Но когда Дега спросили, что он при этом ощущает, тот ответил: «Чувствую себя лошадью, которая выиграла скачки, но довольна своей порцией овса». Жил он тогда в доме на улице Виктор-Массе у подножия Монмартра, где занимал три этажа, а в быту остался совсем неприхотлив. Даже продолжал пользоваться омнибусами и трамваями, а когда один из торговцев произведениями искусства, Амбруаз Воллар, спросил его, почему не купит себе коляску, возмутился:
— Художнику ездить в экипаже?!
Раз за свой демократизм Дега едва не поплатился и так уже плохим зрением. Ехал в трамвае с двумя дамами, которые везли огромные букеты цветов, колыхавшиеся прямо перед его лицом, и одна из пассажирок, в шляпе с длиннющими булавками, напоминавшими шпаги, чуть не выколола ему глаз.

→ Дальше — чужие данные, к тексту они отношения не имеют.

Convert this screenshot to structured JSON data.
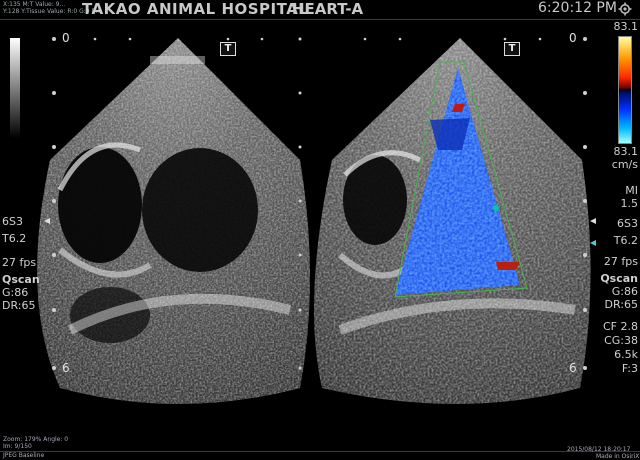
{
  "header": {
    "info_line1": "X:135 M:T Value: 9...",
    "info_line2": "Y:128  Y:Tissue Value: R:0 G:0 B:0",
    "hospital": "TAKAO ANIMAL HOSPITAL",
    "preset": "HEART-A",
    "time": "6:20:12 PM"
  },
  "left_panel": {
    "depth_top": "0",
    "depth_bottom": "6",
    "probe": "6S3",
    "tissue_freq": "T6.2",
    "fps": "27 fps",
    "mode": "Qscan",
    "gain": "G:86",
    "dynamic_range": "DR:65",
    "marker": "T"
  },
  "right_panel": {
    "depth_top": "0",
    "depth_bottom": "6",
    "scale_top": "83.1",
    "scale_bottom": "83.1",
    "scale_unit": "cm/s",
    "mi_label": "MI",
    "mi_value": "1.5",
    "probe": "6S3",
    "tissue_freq": "T6.2",
    "fps": "27 fps",
    "mode": "Qscan",
    "gain": "G:86",
    "dynamic_range": "DR:65",
    "cf_freq": "CF 2.8",
    "color_gain": "CG:38",
    "prf": "6.5k",
    "filter": "F:3",
    "marker": "T"
  },
  "footer": {
    "zoom": "Zoom: 179%  Angle: 0",
    "image_count": "Im: 9/150",
    "compression": "JPEG Baseline",
    "datetime": "2015/08/12 18:20:17",
    "made_in": "Made in OsiriX"
  },
  "colors": {
    "background": "#000000",
    "text": "#cfcfcf",
    "doppler_blue": "#1a5cff",
    "sector_outline": "#4caf50"
  }
}
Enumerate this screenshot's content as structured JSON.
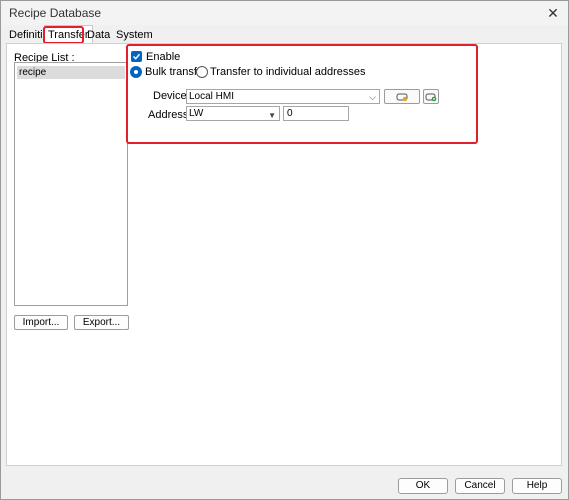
{
  "window": {
    "title": "Recipe Database",
    "close_icon": "close-icon"
  },
  "tabs": [
    {
      "label": "Definition"
    },
    {
      "label": "Transfer",
      "active": true
    },
    {
      "label": "Data"
    },
    {
      "label": "System Registers"
    }
  ],
  "recipe_panel": {
    "label": "Recipe List :",
    "items": [
      "recipe"
    ],
    "import_label": "Import...",
    "export_label": "Export..."
  },
  "transfer": {
    "enable_label": "Enable",
    "enable_checked": true,
    "bulk_label": "Bulk transfer",
    "individual_label": "Transfer to individual addresses",
    "selected_mode": "Bulk transfer",
    "device_label": "Device :",
    "device_value": "Local HMI",
    "address_label": "Address :",
    "address_type": "LW",
    "address_value": "0",
    "device_icons": [
      "device-settings-icon",
      "add-device-icon"
    ]
  },
  "footer": {
    "ok_label": "OK",
    "cancel_label": "Cancel",
    "help_label": "Help"
  },
  "colors": {
    "accent": "#0067c0",
    "highlight": "#e0202a"
  }
}
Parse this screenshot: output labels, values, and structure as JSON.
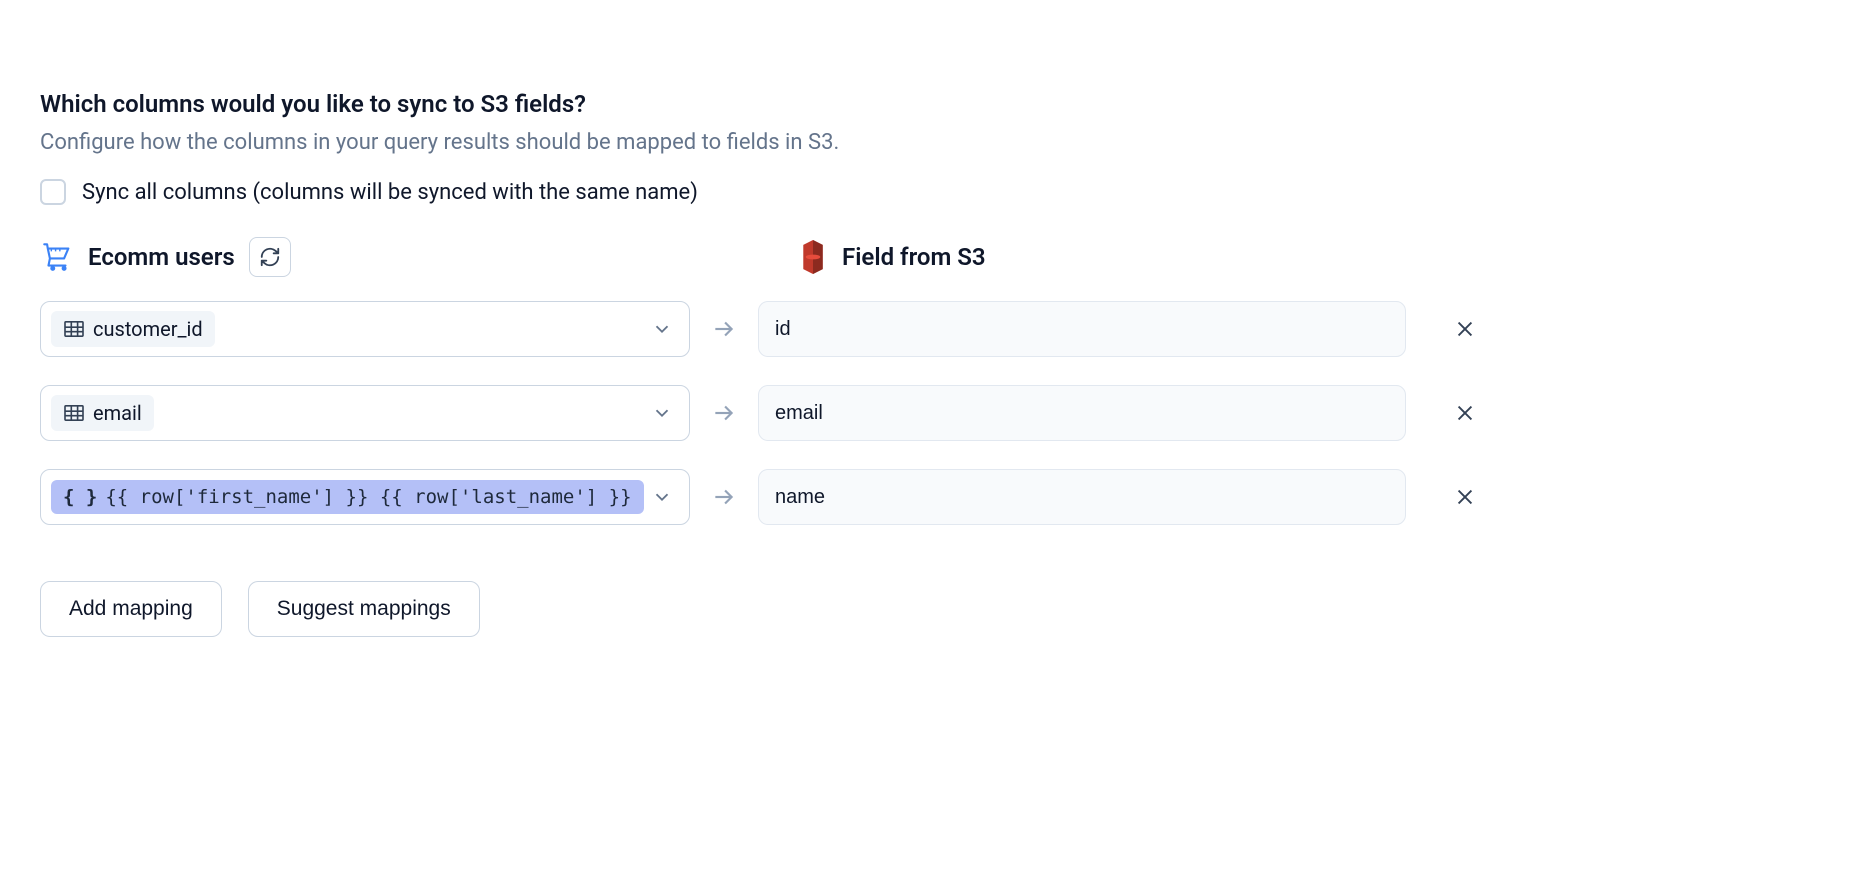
{
  "heading": "Which columns would you like to sync to S3 fields?",
  "subheading": "Configure how the columns in your query results should be mapped to fields in S3.",
  "sync_all": {
    "label": "Sync all columns (columns will be synced with the same name)",
    "checked": false
  },
  "source": {
    "title": "Ecomm users",
    "icon": "shopping-cart-icon"
  },
  "destination": {
    "title": "Field from S3",
    "icon": "s3-icon"
  },
  "mappings": [
    {
      "source_type": "column",
      "source_value": "customer_id",
      "dest_value": "id"
    },
    {
      "source_type": "column",
      "source_value": "email",
      "dest_value": "email"
    },
    {
      "source_type": "template",
      "source_value": "{{ row['first_name'] }} {{ row['last_name'] }}",
      "dest_value": "name"
    }
  ],
  "buttons": {
    "add_mapping": "Add mapping",
    "suggest_mappings": "Suggest mappings"
  }
}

Когда же он вежливо попросил ее быть аккуратнее, возмутилась.
— Вам бы орден, — с улыбкой заметил Воллар, выслушав эту историю. — Носили бы орденскую ленточку, и никто не посмел бы так нахально вести себя с вами. Кстати, взгляните на того господина, что мочится прямо в фонтан: свинство, а полицейский смотрит и молчит, потому что у господина — красная ленточка.

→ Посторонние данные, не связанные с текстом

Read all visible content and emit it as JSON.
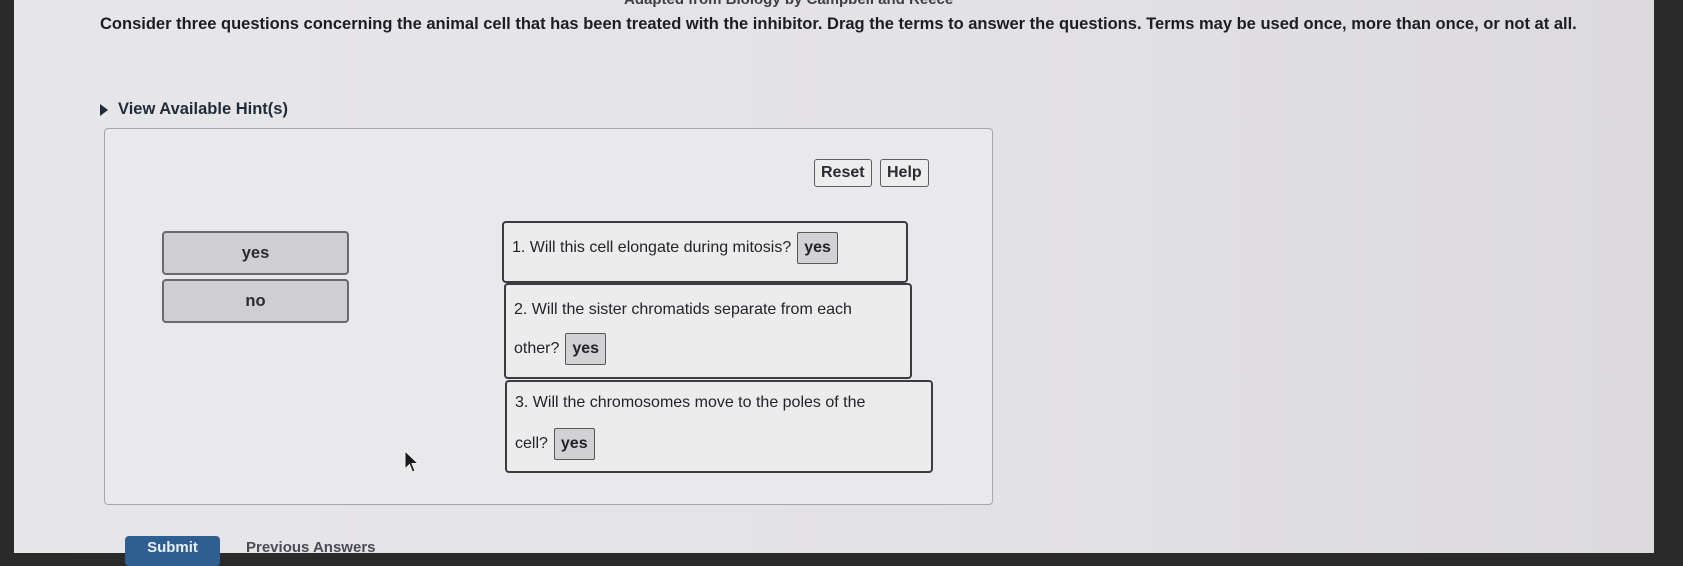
{
  "header": {
    "cut_text": "Adapted from Biology by Campbell and Reece",
    "instructions": "Consider three questions concerning the animal cell that has been treated with the inhibitor. Drag the terms to answer the questions. Terms may be used once, more than once, or not at all."
  },
  "hint": {
    "label": "View Available Hint(s)"
  },
  "toolbar": {
    "reset_label": "Reset",
    "help_label": "Help"
  },
  "terms": [
    "yes",
    "no"
  ],
  "questions": [
    {
      "line1": "1. Will this cell elongate during mitosis?",
      "line2": "",
      "answer": "yes"
    },
    {
      "line1": "2. Will the sister chromatids separate from each",
      "line2": "other?",
      "answer": "yes"
    },
    {
      "line1": "3. Will the chromosomes move to the poles of the",
      "line2": "cell?",
      "answer": "yes"
    }
  ],
  "footer": {
    "submit_label": "Submit",
    "previous_label": "Previous Answers"
  },
  "colors": {
    "submit_bg": "#2e5f90",
    "text_dark": "#1d1d25"
  }
}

— Ох, как досталось от меня Малларме, когда он пришел предложить мне орден! — усмехнулся Дега. — Бедный поэт! Если бы между нами не было стола, не знаю, что я с ним сделал бы. Каждое новое правительство раздает награды, которые на самом деле ничего не стоят.

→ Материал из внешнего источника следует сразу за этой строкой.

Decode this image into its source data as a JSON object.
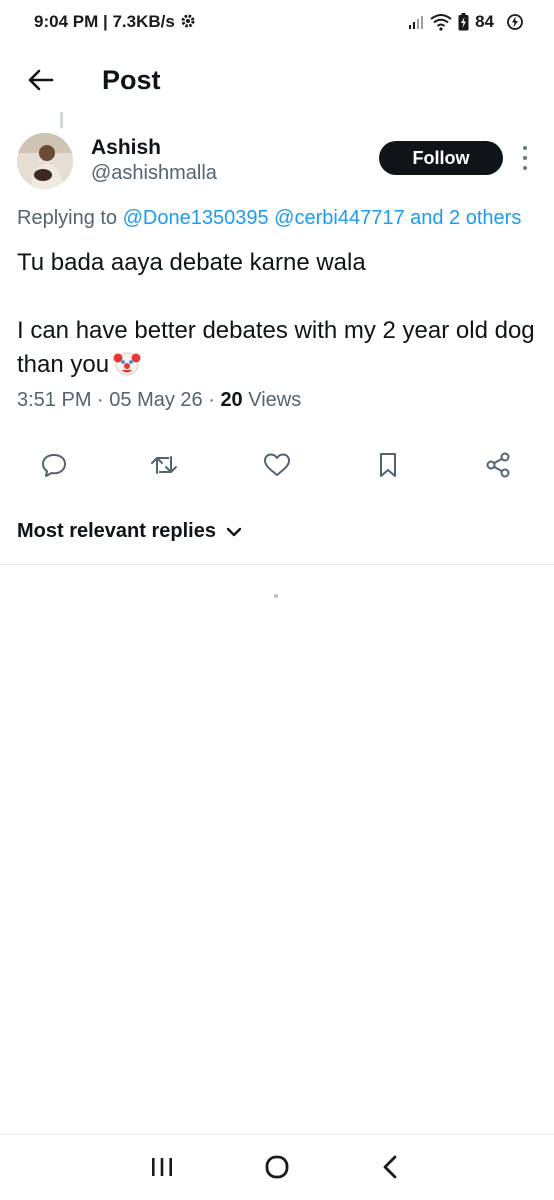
{
  "status_bar": {
    "time": "9:04 PM",
    "speed": "7.3KB/s",
    "battery": "84"
  },
  "header": {
    "title": "Post"
  },
  "post": {
    "author_name": "Ashish",
    "author_handle": "@ashishmalla",
    "follow_label": "Follow",
    "replying_prefix": "Replying to",
    "replying_to": [
      "@Done1350395",
      "@cerbi447717",
      "and 2 others"
    ],
    "text_line1": "Tu bada aaya debate karne wala",
    "text_line2": "I can have better debates with my 2 year old dog than you",
    "time": "3:51 PM",
    "date": "05 May 26",
    "views_count": "20",
    "views_label": "Views"
  },
  "replies": {
    "sort_label": "Most relevant replies"
  },
  "icons": {
    "back": "arrow-left-icon",
    "more": "more-vertical-icon",
    "reply": "comment-icon",
    "repost": "repost-icon",
    "like": "heart-icon",
    "bookmark": "bookmark-icon",
    "share": "share-icon",
    "emoji": "clown-face-emoji"
  },
  "colors": {
    "link": "#1d9bf0",
    "secondary_text": "#536471",
    "follow_bg": "#0f1419"
  }
}
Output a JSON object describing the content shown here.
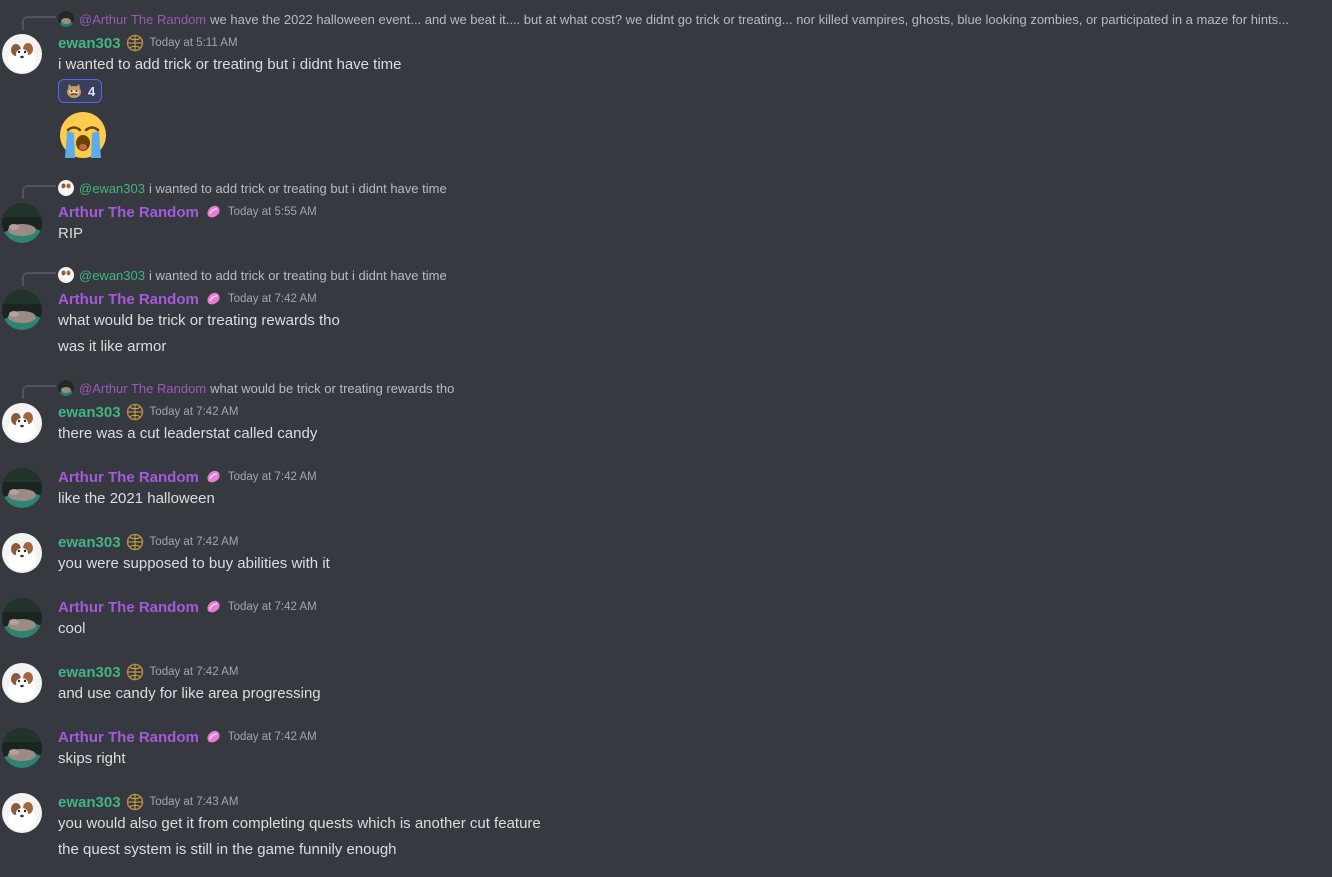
{
  "users": {
    "ewan": {
      "name": "ewan303",
      "color": "#43b581"
    },
    "arthur": {
      "name": "Arthur The Random",
      "color": "#a55adb"
    }
  },
  "icons": {
    "ewan_badge": "globe-badge-icon",
    "arthur_badge": "pink-gem-badge-icon",
    "reaction_emoji": "crying-cat-emoji-icon",
    "big_emoji": "loudly-crying-face-emoji"
  },
  "messages": [
    {
      "reply": {
        "mention": "@Arthur The Random",
        "text": "we have the 2022 halloween event... and we beat it.... but at what cost? we didnt go trick or treating... nor killed vampires, ghosts, blue looking zombies, or participated in a maze for hints..."
      },
      "author": "ewan303",
      "timestamp": "Today at 5:11 AM",
      "lines": [
        "i wanted to add trick or treating but i didnt have time"
      ],
      "reaction": {
        "count": "4"
      }
    },
    {
      "reply": {
        "mention": "@ewan303",
        "text": "i wanted to add trick or treating but i didnt have time"
      },
      "author": "Arthur The Random",
      "timestamp": "Today at 5:55 AM",
      "lines": [
        "RIP"
      ]
    },
    {
      "reply": {
        "mention": "@ewan303",
        "text": "i wanted to add trick or treating but i didnt have time"
      },
      "author": "Arthur The Random",
      "timestamp": "Today at 7:42 AM",
      "lines": [
        "what would be trick or treating rewards tho",
        "was it like armor"
      ]
    },
    {
      "reply": {
        "mention": "@Arthur The Random",
        "text": "what would be trick or treating rewards tho"
      },
      "author": "ewan303",
      "timestamp": "Today at 7:42 AM",
      "lines": [
        "there was a cut leaderstat called candy"
      ]
    },
    {
      "author": "Arthur The Random",
      "timestamp": "Today at 7:42 AM",
      "lines": [
        "like the 2021 halloween"
      ]
    },
    {
      "author": "ewan303",
      "timestamp": "Today at 7:42 AM",
      "lines": [
        "you were supposed to buy abilities with it"
      ]
    },
    {
      "author": "Arthur The Random",
      "timestamp": "Today at 7:42 AM",
      "lines": [
        "cool"
      ]
    },
    {
      "author": "ewan303",
      "timestamp": "Today at 7:42 AM",
      "lines": [
        "and use candy for like area progressing"
      ]
    },
    {
      "author": "Arthur The Random",
      "timestamp": "Today at 7:42 AM",
      "lines": [
        "skips right"
      ]
    },
    {
      "author": "ewan303",
      "timestamp": "Today at 7:43 AM",
      "lines": [
        "you would also get it from completing quests which is another cut feature",
        "the quest system is still in the game funnily enough"
      ]
    }
  ]
}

Воллар вспомнил, что знакомые Дега, идя к нему в гости, снимали свои орденские ленты, чтобы не стать мишенью для его насмешек.
Мане, мечтавшему о награде, он как-то язвительно бросил: «Я знал, что вы — настоящий буржуа!»
— Неужели вас совсем не волнует признание? — спросил Воллар.
— Когда я был в Лондоне, Уайльд спросил, знаю ли я, какой известностью пользуюсь в Англии. Я ответил: «К счастью, меньшей, чем вы». Вообще в мое время никто из художников не достигал признания. Да оно нам и не нужно...
— А семья художнику нужна? Отчего вы не женитесь?
— Знаете, меня иногда называют «женоненавистником», но это глупости.
— Они имеют в виду ваших прачек и обнаженных натурщиц, которых вы пишете с такой откровенностью…
— Да что бы ни имели в виду. Я много лет рисую женщин, а почему не заведу подругу жизни…
Дома, уже перед сном Дега вспомнил, как еще довольно молодым ездил к родственникам в Америку, откуда родом мать. Ему было под сорок, он чувствовал себя в самом расцвете сил, правда, ухудшалось зрение, но надо было только беречь глаза от яркого солнца и иногда полежать среди дня в полутемной комнате. Несмотря ни на что, он был тогда зорок и жаден до жизненных впечатлений, поэтому американский юг его оглушил: пышная природа, богатые дома, белые дети на руках у черных нянек…
Картины размеренной, сытой господской жизни на юге разбудили в Дега тоску: ему захотелось иметь семью с любящей женой и детьми.
Как он жил до тех пор? Совершенно свободно, не обременяя себя никакими связями. Большую часть времени либо рисовал, либо готовился к тому вожделенному часу, когда возьмет в руки уголь, кисть, пастель, — смотрел вокруг и набухал впечатлениями, как губка водой. Женщины служили ему моделями, но эти модели переходили из мастерской в мастерскую, переносили сплетни от одного художника к другому.
— Да, сегодня мне что-то определенно не рисуется, — бросал он в отчаянии самому себе, глядя на испещренный штрихами лист.